Orange Jones says this burgeoning love of New Orleans is good news for tomorrow’s students. More and more Teach For America alumni will stay in New Orleans—as school and civic leaders as well as health care workers, city planners, and a host of other professionals. Some, like Needham, will remain teaching in New Orleans classrooms.

“I loved getting up and going to work this year,” says Needham, whose first year of teaching was incredibly stressful and exhausting, with workdays stretching 15 hours or more. That first year, the majority of second graders in her class had missed a year or more of schooling due to the upheaval of Katrina. Some lost family members in the storm or endured traumatic experiences such as losing their homes or witnessing violent crimes. Many of her 25 students, whose ages ranged from 7 to 10, hadn’t been adequately trained about how to behave in school; their reading levels ranged from pre–kindergarten to fourth grade. “One–third of my class did not recognize letters or numbers when they should have been beginning readers, writers, and capable of computing basic math,” says Needham. “I was completely overwhelmed by the multiple levels and needs of my students.” She didn’t sleep well that first year, particularly on Sunday nights when she tossed and turned, filled with anxiety about the upcoming week and what might have happened to her students over the weekend.

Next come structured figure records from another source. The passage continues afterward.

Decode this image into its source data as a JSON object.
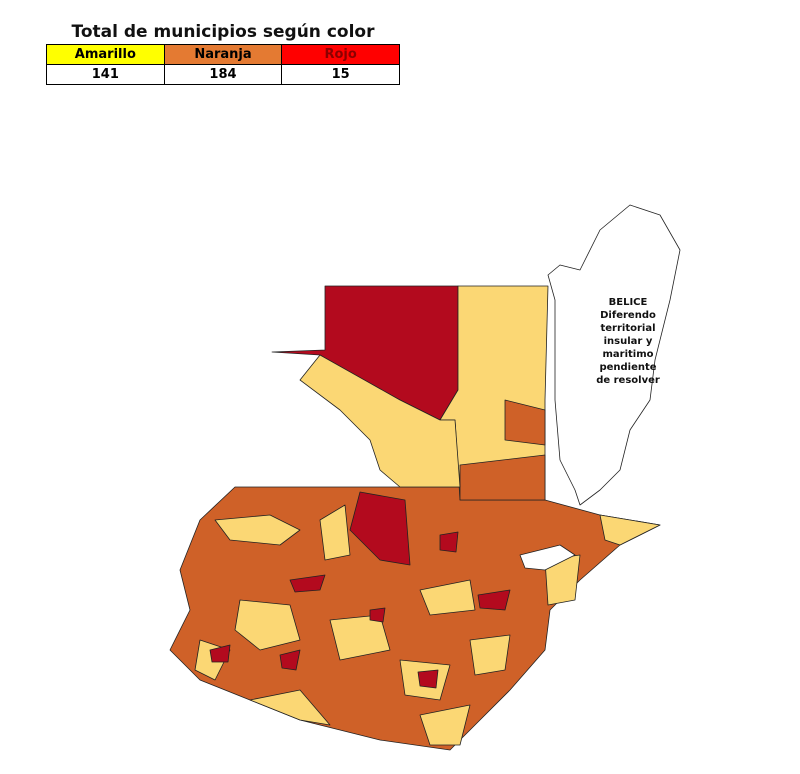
{
  "header": {
    "title": "Total de municipios según color"
  },
  "table": {
    "header": [
      "Amarillo",
      "Naranja",
      "Rojo"
    ],
    "rows": [
      [
        141,
        184,
        15
      ]
    ]
  },
  "map": {
    "belize_label": [
      "BELICE",
      "Diferendo",
      "territorial",
      "insular y",
      "maritimo",
      "pendiente",
      "de resolver"
    ]
  }
}
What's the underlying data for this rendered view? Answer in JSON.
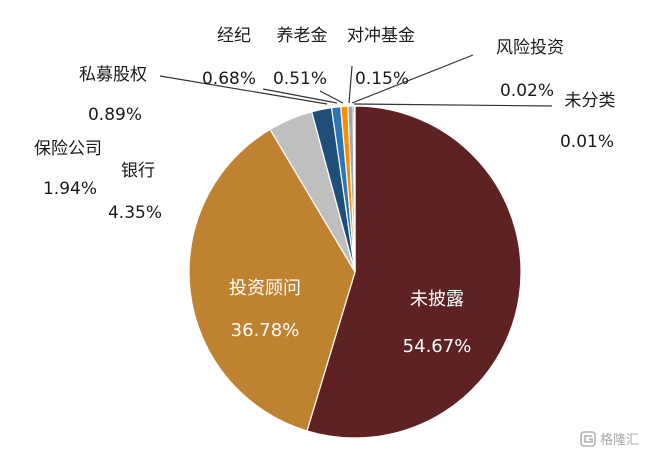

But her tenacity in reaching out for and accepting help, and developing strong relationships with her students and their families, led to substantial professional growth in her second year. She doesn’t know what her professional future entails beyond teaching at Wilson a third year, but she happily reports that her students have developed an appreciation for learning.

“They’re so pumped up about learning. It’s amazing to see. The numbers [from test scores] motivate them, but when they can tell their reading is better or they understand a math problem or they’re writing a paragraph when at the beginning of the year they couldn’t write a sentence, I think that’s what’s really exciting for them.”

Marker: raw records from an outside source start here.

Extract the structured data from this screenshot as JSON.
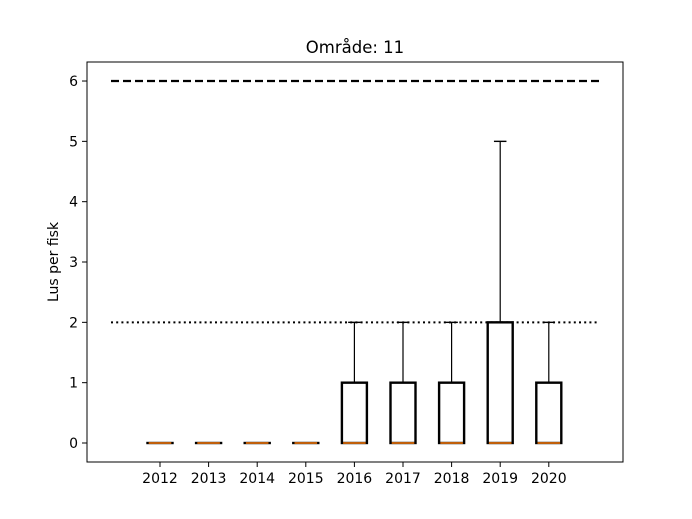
{
  "chart_data": {
    "type": "boxplot",
    "title": "Område: 11",
    "xlabel": "",
    "ylabel": "Lus per fisk",
    "categories": [
      "2012",
      "2013",
      "2014",
      "2015",
      "2016",
      "2017",
      "2018",
      "2019",
      "2020"
    ],
    "boxes": [
      {
        "category": "2012",
        "whisker_low": 0,
        "q1": 0,
        "median": 0,
        "q3": 0,
        "whisker_high": 0
      },
      {
        "category": "2013",
        "whisker_low": 0,
        "q1": 0,
        "median": 0,
        "q3": 0,
        "whisker_high": 0
      },
      {
        "category": "2014",
        "whisker_low": 0,
        "q1": 0,
        "median": 0,
        "q3": 0,
        "whisker_high": 0
      },
      {
        "category": "2015",
        "whisker_low": 0,
        "q1": 0,
        "median": 0,
        "q3": 0,
        "whisker_high": 0
      },
      {
        "category": "2016",
        "whisker_low": 0,
        "q1": 0,
        "median": 0,
        "q3": 1,
        "whisker_high": 2
      },
      {
        "category": "2017",
        "whisker_low": 0,
        "q1": 0,
        "median": 0,
        "q3": 1,
        "whisker_high": 2
      },
      {
        "category": "2018",
        "whisker_low": 0,
        "q1": 0,
        "median": 0,
        "q3": 1,
        "whisker_high": 2
      },
      {
        "category": "2019",
        "whisker_low": 0,
        "q1": 0,
        "median": 0,
        "q3": 2,
        "whisker_high": 5
      },
      {
        "category": "2020",
        "whisker_low": 0,
        "q1": 0,
        "median": 0,
        "q3": 1,
        "whisker_high": 2
      }
    ],
    "reference_lines": [
      {
        "y": 6,
        "style": "dashed"
      },
      {
        "y": 2,
        "style": "dotted"
      }
    ],
    "yticks": [
      "0",
      "1",
      "2",
      "3",
      "4",
      "5",
      "6"
    ],
    "ylim": [
      -0.3,
      6.3
    ],
    "grid": false,
    "colors": {
      "box": "#000000",
      "median": "#ff7f0e",
      "reference": "#000000"
    }
  }
}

It’s no less exciting for their teacher.

“I want them to like learning and like going to school. I want them to think it’s cool to be smart. I always talk about that stuff with them. I praise them so much—when they get something right or even say something nice to a classmate. They need encouragement. I want to give them a bigger picture of what’s out there.”

One day in late May, when I stopped into Needham’s class, she was sitting at the front of the room in the swivel chair reading with one of her students, Cabria.

“Do you know how many words you just read in one minute?” Needham asked Cabria, once she’d finished. “One hundred fourteen. At the end of second grade, you’re supposed to read 90 words per minute, so you’re above the goal for the end of second grade.”

She looked pointedly at her student. “I am so proud of you. You have worked so hard. You have grown your brain two years this year. You are definitely ready for third grade. How do you feel?”

“Proud,” answered Cabria.

“I’m proud of you, too.”

Needham and Cabria exchanged a high five before Cabria returned to her seat.

“Good stuff,” Needham told me. “Makes me proud.”

Later, when I asked her about her 23 charges, and the potential impact she’s making on their lives, Needham told me: “It’s crazy when I think about the responsibility on my shoulders. I’m just a few years out of school. This is an incredible leadership position. I don’t know many other professions where you can have so much responsibility.”

That Teach For America helped bring this young, motivated, and resourceful teacher to choose this particular responsibility is good news—both for the kids in her classroom and for the city of New Orleans.

Eve Abrams is a writer, teacher, and radio producer who currently teaches in a New Orleans Charter School.